Concordo? Não, o Bernie Sanders é um candidato viável e há imensas boas razões
para o apoiar, as mulheres, como seres racionais, baseiam-se nisso na hora de
escolher em quem votar e não se há ou não rapazes na sede de campanha do
candidato. Mas ignorar o apelo que a classe dominante tem é simplesmente
ingénuo. Se estamos num ambiente universitário em que todos os rapazolas de
idade compreendida entre os 18 e os 25 anos não se calam com o Bernie fucking
Sanders então é aí que o poder e influência estão por isso saiam-me de cima. Não
seria a primeira nem a última vez que mulheres (especialmente mais jovens) se
sentem inclinadas a tomar uma posição que agrade à classe dominante mais
próxima.
A Madeleine Albright, por outro lado, diz que há um lugar
especial no inferno para mulheres que não apoiam outras mulheres. Isto é
verdade. A Andrea Dworkin já lá está e tudo, guardando o portão com um tridente
de três metros. Atenção que ela nem disse “se não votarem na Hilary Clinton são
traidoras de género, adeus e boa tarde”. Só disse que nos devemos ajudar umas
às outras. Escandaloso. Ela até referiu mais tarde que era um comentário
dirigido especialmente às mulheres mais velhas e bem situadas profissionalmente
que se recusam a ajudar as mais novas que estão a entrar no mercado de trabalho.
Uma coisa normalíssima que ela tem dito várias vezes ao longo dos últimos 40
anos.
A reação generalizada, no entanto, foi horrivelmente negativa.
Até jovens feministas esfregaram as mãos de contentes com a pressa de as lançar
à fogueira. Steinem e Albright foram acusadas de representar apenas o feminismo
branco, de estarem desatualizadas, de usarem a carta do sexismo para promover a
candidata política que apoiam. Até fico um bocadinho embaraçada por esta gente
porque, se são tão duras com pioneiras do movimento, então minha nossa, os
horrores a que se devem submeter, a auto-flagelação que devem praticar pelo
menor faux pas.
Steinem e Albright, tal como Hilary Clinton, não são perfeitas
nem nunca foram mas são figuras importantes no feminismo. A Gloria Steinem anda
nisto há anos e anos, uma ativista política de renome que fez mais pela
visibilidade do movimento e pelas mulheres do que eu alguma vez farei. A
Madeleine Albright foi a primeira Secretária de Estado. A Hilary Clinton, embora
neoliberal e imperialista e sabe deus mais o quê, ajudou a popularizar a ideia
de que as mulheres também são pessoas na conferência em Pequim, convenceu o Bill
Clinton a passar a primeira legislação referente especialmente ao tráfico humano
e foi ela que tentou pela primeira vez trazer algum tipo de saúde universal
aos Estados Unidos.

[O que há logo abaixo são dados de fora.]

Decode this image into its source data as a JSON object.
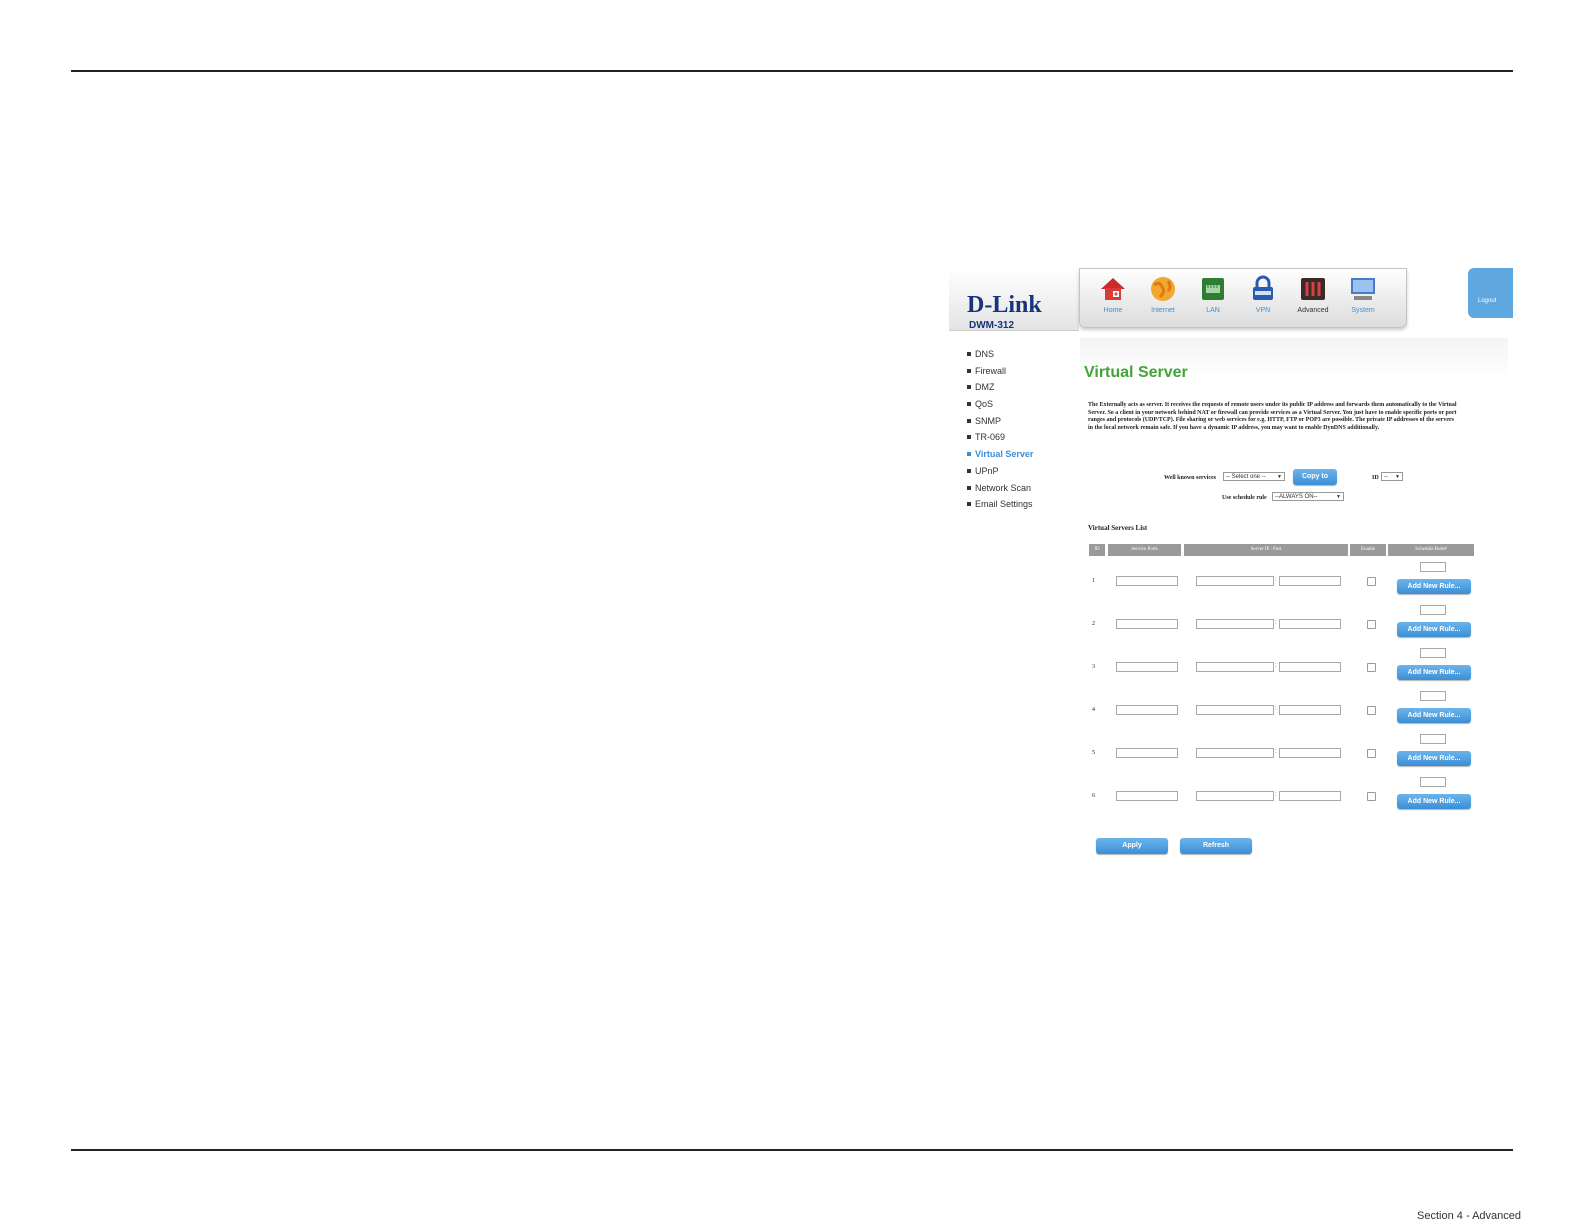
{
  "footer": {
    "text": "Section 4 - Advanced"
  },
  "brand": {
    "logo": "D-Link",
    "model": "DWM-312"
  },
  "nav": [
    {
      "label": "Home",
      "icon": "home-icon"
    },
    {
      "label": "Internet",
      "icon": "globe-icon"
    },
    {
      "label": "LAN",
      "icon": "lan-icon"
    },
    {
      "label": "VPN",
      "icon": "lock-icon"
    },
    {
      "label": "Advanced",
      "icon": "tools-icon"
    },
    {
      "label": "System",
      "icon": "monitor-icon"
    }
  ],
  "logout": "Logout",
  "sidebar": [
    {
      "label": "DNS"
    },
    {
      "label": "Firewall"
    },
    {
      "label": "DMZ"
    },
    {
      "label": "QoS"
    },
    {
      "label": "SNMP"
    },
    {
      "label": "TR-069"
    },
    {
      "label": "Virtual Server"
    },
    {
      "label": "UPnP"
    },
    {
      "label": "Network Scan"
    },
    {
      "label": "Email Settings"
    }
  ],
  "page": {
    "title": "Virtual Server",
    "description": "The Externally acts as server. It receives the requests of remote users under its public IP address and forwards them automatically to the Virtual Server. So a client in your network behind NAT or firewall can provide services as a Virtual Server. You just have to enable specific ports or port ranges and protocols (UDP/TCP). File sharing or web services for e.g. HTTP, FTP or POP3 are possible. The private IP addresses of the servers in the local network remain safe. If you have a dynamic IP address, you may want to enable DynDNS additionally.",
    "well_known_label": "Well known services",
    "well_known_value": "-- Select one --",
    "copy_to": "Copy to",
    "id_label": "ID",
    "id_value": "--",
    "schedule_label": "Use schedule rule",
    "schedule_value": "--ALWAYS ON--",
    "list_title": "Virtual Servers List",
    "columns": [
      "ID",
      "Service Ports",
      "Server IP : Port",
      "Enable",
      "Schedule Rule#"
    ],
    "rows": [
      {
        "id": "1",
        "add": "Add New Rule..."
      },
      {
        "id": "2",
        "add": "Add New Rule..."
      },
      {
        "id": "3",
        "add": "Add New Rule..."
      },
      {
        "id": "4",
        "add": "Add New Rule..."
      },
      {
        "id": "5",
        "add": "Add New Rule..."
      },
      {
        "id": "6",
        "add": "Add New Rule..."
      }
    ],
    "apply": "Apply",
    "refresh": "Refresh"
  },
  "colors": {
    "accent": "#3a8fd6",
    "title_green": "#43a43a",
    "brand_navy": "#16357a"
  }
}
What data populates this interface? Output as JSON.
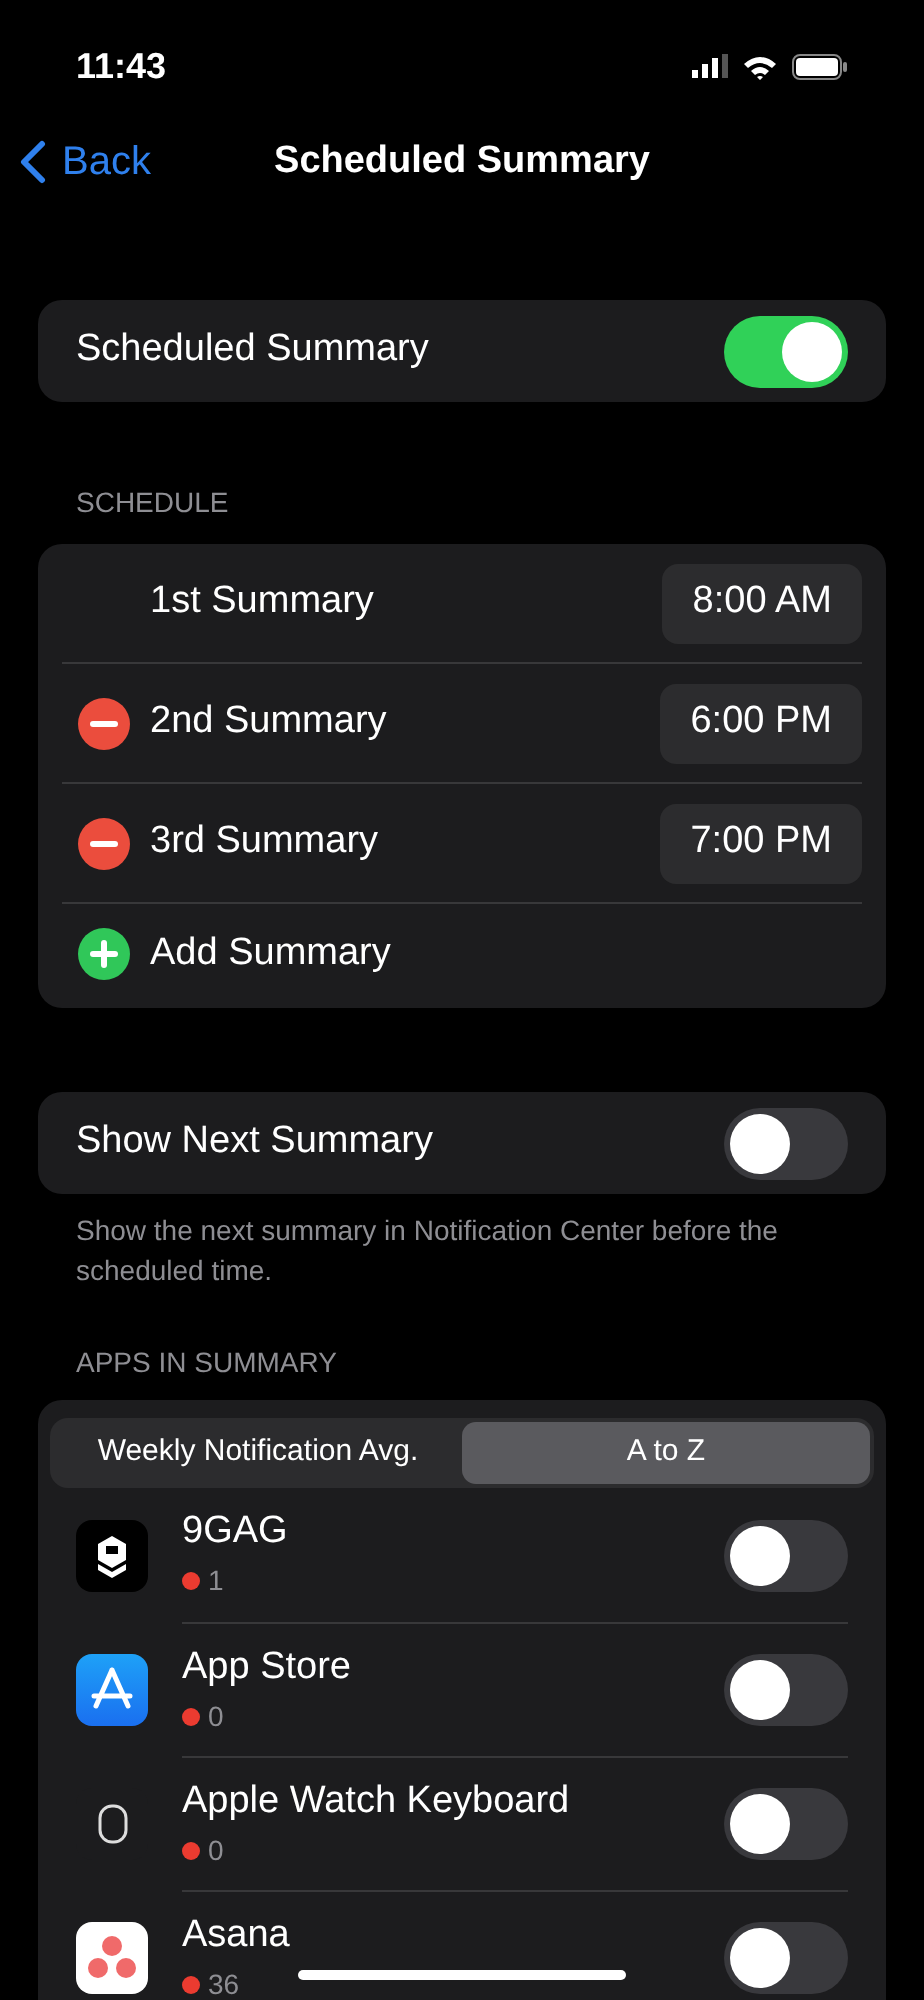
{
  "status_bar": {
    "time": "11:43"
  },
  "nav": {
    "back": "Back",
    "title": "Scheduled Summary"
  },
  "main_toggle": {
    "label": "Scheduled Summary",
    "on": true
  },
  "schedule": {
    "header": "SCHEDULE",
    "rows": [
      {
        "kind": "time",
        "label": "1st Summary",
        "time": "8:00 AM",
        "removable": false
      },
      {
        "kind": "time",
        "label": "2nd Summary",
        "time": "6:00 PM",
        "removable": true
      },
      {
        "kind": "time",
        "label": "3rd Summary",
        "time": "7:00 PM",
        "removable": true
      },
      {
        "kind": "add",
        "label": "Add Summary"
      }
    ]
  },
  "next_summary": {
    "label": "Show Next Summary",
    "on": false,
    "footnote": "Show the next summary in Notification Center before the scheduled time."
  },
  "apps": {
    "header": "APPS IN SUMMARY",
    "sort": [
      {
        "label": "Weekly Notification Avg.",
        "selected": false
      },
      {
        "label": "A to Z",
        "selected": true
      }
    ],
    "items": [
      {
        "name": "9GAG",
        "count": "1",
        "on": false,
        "kind": "black-tile"
      },
      {
        "name": "App Store",
        "count": "0",
        "on": false,
        "kind": "blue-tile"
      },
      {
        "name": "Apple Watch Keyboard",
        "count": "0",
        "on": false,
        "kind": "outline"
      },
      {
        "name": "Asana",
        "count": "36",
        "on": false,
        "kind": "white-tile"
      }
    ]
  }
}
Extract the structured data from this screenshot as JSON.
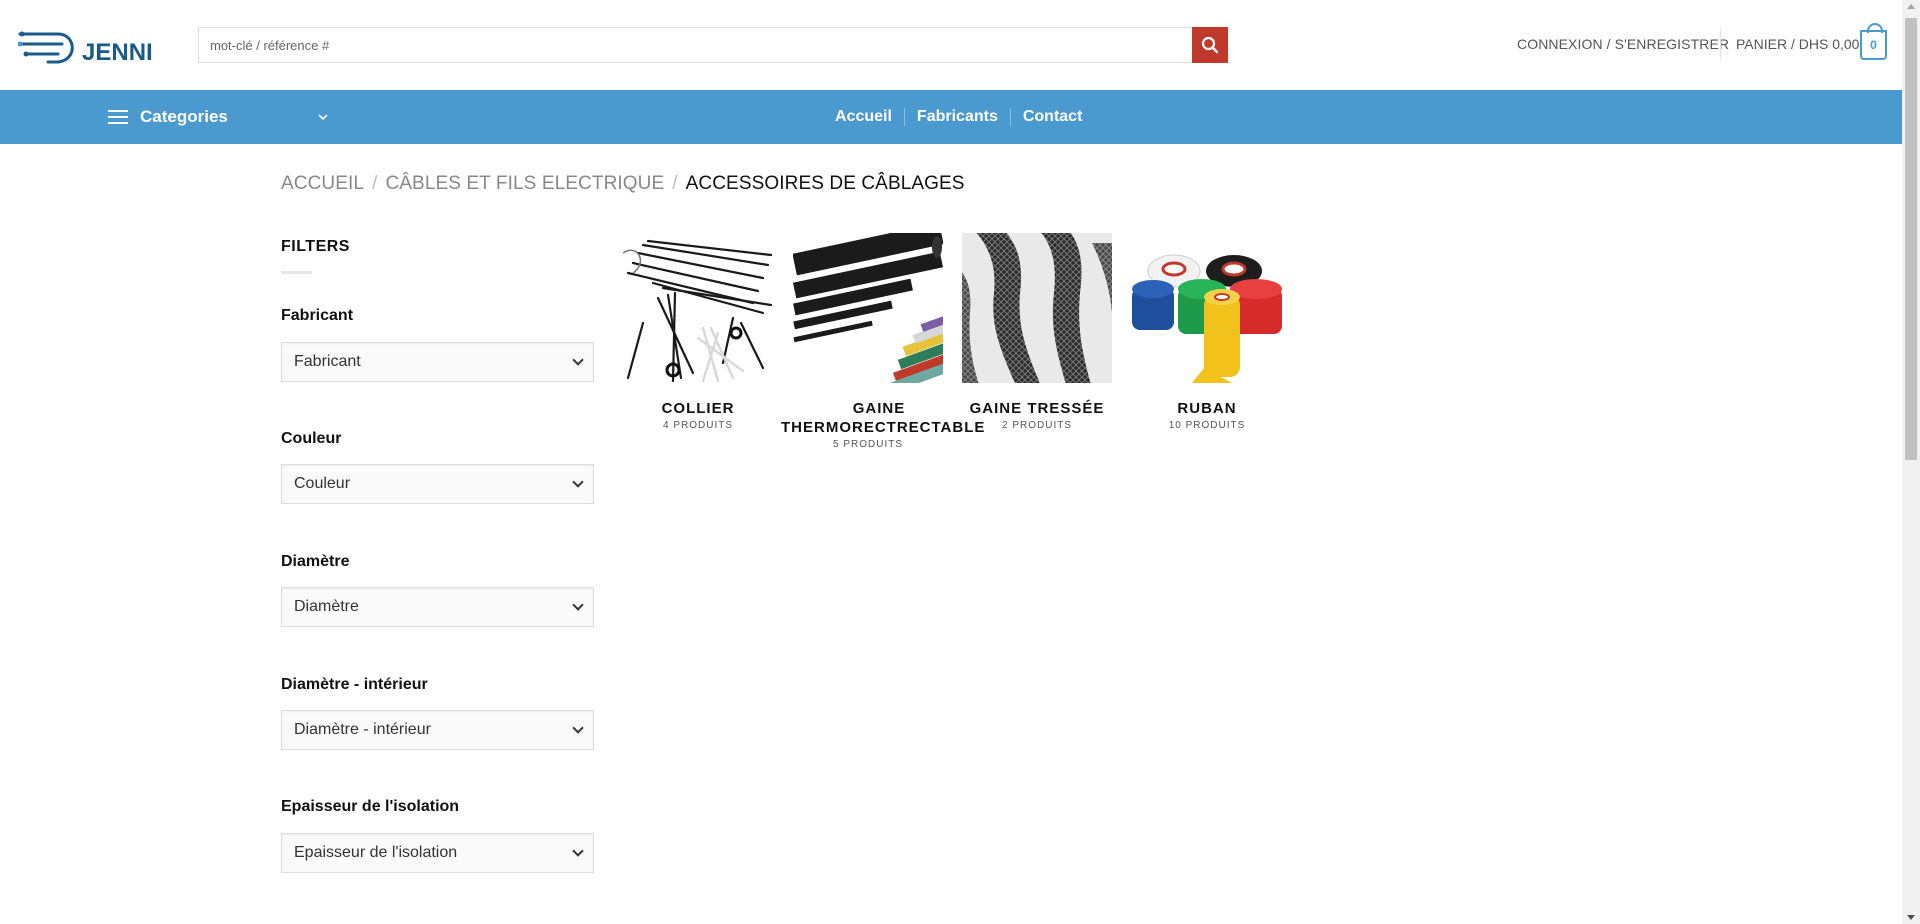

É óbvio que fizeram muita coisa com a qual não concordo mas
acho que, em vez de sermos tão horrivelmente críticas das líderes feministas
mais velhas, lhes devíamos dar um desconto e agradecer o facto de os seus erros
já não serem os nossos. Sabem aquela solidariedade masculina cega e um bocado
palerma? Vamos tentar um bocado disso, só para ver se nos damos bem. Se não
gostarmos podemos sempre voltar a petty infighting.